В ахматовской прозе о Пушкине очень многое говорит о том, что Ахматова свою судьбу примеряет на других поэтов (в данном случае на Пушкина) и — наоборот. Для меня важно, что это мое предположение я могу подкрепить цитатой из «Записок об Анне Ахматовой» Лидии Чуковской (том 2, стр. 260. Париж, Умса-press) 8: «Без знания — понимание невозможно, однако, сколько встречаешь знатоков, знающих предмет, но не понимающих в нем ровно ничего!

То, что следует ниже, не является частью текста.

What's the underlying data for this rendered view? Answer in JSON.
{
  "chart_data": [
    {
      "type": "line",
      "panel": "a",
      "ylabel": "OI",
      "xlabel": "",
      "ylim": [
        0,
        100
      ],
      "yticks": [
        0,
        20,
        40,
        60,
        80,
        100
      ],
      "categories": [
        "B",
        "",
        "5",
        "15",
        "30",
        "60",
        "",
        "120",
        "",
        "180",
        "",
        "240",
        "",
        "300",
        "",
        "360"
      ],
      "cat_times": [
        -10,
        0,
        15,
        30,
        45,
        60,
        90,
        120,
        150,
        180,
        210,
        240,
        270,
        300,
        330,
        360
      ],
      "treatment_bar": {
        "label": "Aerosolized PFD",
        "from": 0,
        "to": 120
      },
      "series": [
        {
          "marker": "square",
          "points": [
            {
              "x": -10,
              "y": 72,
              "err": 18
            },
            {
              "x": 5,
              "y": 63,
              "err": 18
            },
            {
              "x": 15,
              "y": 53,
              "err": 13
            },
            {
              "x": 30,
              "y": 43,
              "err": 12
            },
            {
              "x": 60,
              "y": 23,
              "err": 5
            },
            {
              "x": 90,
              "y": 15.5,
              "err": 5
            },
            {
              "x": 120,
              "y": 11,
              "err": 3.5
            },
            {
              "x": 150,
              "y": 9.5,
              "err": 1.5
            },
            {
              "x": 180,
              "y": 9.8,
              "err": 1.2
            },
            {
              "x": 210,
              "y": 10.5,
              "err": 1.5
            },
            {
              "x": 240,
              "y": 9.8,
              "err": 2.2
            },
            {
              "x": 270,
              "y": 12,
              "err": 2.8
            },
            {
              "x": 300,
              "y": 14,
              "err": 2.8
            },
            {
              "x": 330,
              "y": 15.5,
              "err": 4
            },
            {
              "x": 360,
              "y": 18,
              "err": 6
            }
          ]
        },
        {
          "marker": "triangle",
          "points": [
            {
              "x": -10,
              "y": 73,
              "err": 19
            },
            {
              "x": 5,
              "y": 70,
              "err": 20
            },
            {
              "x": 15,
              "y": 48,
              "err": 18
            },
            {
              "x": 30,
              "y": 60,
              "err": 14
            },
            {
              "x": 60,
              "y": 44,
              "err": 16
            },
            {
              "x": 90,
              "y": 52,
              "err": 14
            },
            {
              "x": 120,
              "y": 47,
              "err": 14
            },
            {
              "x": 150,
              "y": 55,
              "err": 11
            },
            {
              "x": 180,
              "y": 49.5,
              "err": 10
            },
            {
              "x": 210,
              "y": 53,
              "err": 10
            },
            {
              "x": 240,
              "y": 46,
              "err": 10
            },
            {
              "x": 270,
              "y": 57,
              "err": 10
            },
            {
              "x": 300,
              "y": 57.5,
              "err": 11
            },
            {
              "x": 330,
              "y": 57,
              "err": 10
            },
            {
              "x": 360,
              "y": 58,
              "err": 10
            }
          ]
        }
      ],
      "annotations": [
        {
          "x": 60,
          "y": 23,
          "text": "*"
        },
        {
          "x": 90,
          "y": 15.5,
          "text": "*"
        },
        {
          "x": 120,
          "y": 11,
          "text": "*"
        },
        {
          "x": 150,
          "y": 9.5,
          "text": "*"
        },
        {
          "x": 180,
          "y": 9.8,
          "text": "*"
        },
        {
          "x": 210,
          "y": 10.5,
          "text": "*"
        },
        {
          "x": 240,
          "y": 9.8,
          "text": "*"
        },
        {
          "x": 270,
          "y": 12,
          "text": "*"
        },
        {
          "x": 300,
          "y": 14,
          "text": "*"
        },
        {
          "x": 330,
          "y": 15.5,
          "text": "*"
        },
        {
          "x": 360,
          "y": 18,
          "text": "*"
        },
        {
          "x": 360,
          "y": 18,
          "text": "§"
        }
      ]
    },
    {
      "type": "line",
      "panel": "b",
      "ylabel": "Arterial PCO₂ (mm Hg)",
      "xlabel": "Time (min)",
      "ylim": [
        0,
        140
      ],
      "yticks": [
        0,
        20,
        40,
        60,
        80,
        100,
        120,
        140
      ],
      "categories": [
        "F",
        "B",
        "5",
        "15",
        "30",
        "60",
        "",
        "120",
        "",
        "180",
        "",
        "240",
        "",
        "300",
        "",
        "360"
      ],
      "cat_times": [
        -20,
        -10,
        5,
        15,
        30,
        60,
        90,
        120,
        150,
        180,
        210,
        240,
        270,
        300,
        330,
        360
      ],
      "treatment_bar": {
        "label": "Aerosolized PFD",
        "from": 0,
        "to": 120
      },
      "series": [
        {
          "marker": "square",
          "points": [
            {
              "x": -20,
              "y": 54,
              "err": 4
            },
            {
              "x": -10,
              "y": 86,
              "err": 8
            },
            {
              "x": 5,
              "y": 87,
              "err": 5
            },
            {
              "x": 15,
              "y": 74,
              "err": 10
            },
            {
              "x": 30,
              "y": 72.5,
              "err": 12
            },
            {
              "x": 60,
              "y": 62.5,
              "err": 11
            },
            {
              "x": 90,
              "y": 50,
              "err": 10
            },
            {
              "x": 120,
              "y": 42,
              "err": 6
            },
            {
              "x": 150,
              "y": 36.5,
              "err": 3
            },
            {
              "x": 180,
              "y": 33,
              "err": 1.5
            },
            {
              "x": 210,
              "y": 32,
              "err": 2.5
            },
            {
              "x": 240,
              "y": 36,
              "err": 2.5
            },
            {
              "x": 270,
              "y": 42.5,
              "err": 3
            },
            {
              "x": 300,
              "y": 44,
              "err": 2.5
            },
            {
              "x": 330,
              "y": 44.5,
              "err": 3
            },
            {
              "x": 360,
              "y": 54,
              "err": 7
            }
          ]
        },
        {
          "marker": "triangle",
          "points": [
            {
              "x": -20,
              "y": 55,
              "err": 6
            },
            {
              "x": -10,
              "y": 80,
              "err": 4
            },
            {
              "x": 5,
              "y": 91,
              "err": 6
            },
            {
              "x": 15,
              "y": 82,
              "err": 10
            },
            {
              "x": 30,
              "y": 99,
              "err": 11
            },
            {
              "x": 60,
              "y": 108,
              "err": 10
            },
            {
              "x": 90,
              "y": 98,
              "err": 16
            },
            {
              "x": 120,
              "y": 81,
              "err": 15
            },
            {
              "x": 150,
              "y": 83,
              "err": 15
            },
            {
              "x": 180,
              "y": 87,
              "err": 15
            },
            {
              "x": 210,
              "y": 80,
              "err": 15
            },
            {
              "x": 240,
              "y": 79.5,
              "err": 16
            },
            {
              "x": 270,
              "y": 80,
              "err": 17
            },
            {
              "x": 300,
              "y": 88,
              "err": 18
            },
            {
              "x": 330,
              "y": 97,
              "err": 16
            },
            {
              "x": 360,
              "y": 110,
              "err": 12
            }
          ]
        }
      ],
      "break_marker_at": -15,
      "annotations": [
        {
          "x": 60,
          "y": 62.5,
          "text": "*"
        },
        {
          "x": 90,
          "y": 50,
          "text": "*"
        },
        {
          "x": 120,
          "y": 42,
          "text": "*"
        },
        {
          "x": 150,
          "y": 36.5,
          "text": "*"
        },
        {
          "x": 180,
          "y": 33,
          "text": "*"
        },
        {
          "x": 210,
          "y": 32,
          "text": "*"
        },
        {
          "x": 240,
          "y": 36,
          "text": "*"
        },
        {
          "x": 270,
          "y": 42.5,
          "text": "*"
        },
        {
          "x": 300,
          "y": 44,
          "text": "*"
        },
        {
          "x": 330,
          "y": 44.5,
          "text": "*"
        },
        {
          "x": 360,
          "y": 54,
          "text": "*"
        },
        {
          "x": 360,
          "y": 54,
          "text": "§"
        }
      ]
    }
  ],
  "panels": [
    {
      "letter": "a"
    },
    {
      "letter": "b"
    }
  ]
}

Ахматовой же разгадывать пушкинскую поэзию и пушкинскую судьбу приходит на помощь еще и то (скрываемое ею) обстоятельство, что она вольно или невольно примеряет судьбу поэтов, родных и неродных, Данте и Пушкина, на свою собственную». Добавлю: примеряла — и пастернаковскую, и цветаевскую, что очевидно из тех же «Записок…» Л. Чуковской.
«Разве я других виноватей?» — эту строчку из «Решки» я считаю ахматовской «опиской», пользуясь ее же термином. В неоконченной работе «Две новые повести Пушкина» Ахматова замечает: «Что итальянец не только импровизатор, но и поэт, видно из нескольких «описок» Пушкина: 1) стул в комнате итальянца завален «бумагами» и бельем. Какие же, помилуй Бог, «бумаги» у только что приехавшего нищего импровизатора? Это, конечно, рукописи писателя; 2) Чарскому было неприятно видеть поэта в одежде заезжего фигляра; 3) «Вы поэт, так же, как и я, — говорит иностранец…» «…Надо сознаться, что это существо все время как бы двоится перед нашими глазами (то — червь, то — Бог)…» Далее Ахматова утверждает, что «история отношений Пушкина с Мицкевичем еще не написана», как, добавлю, еще не описана история отношений Ахматовой и Цветаевой.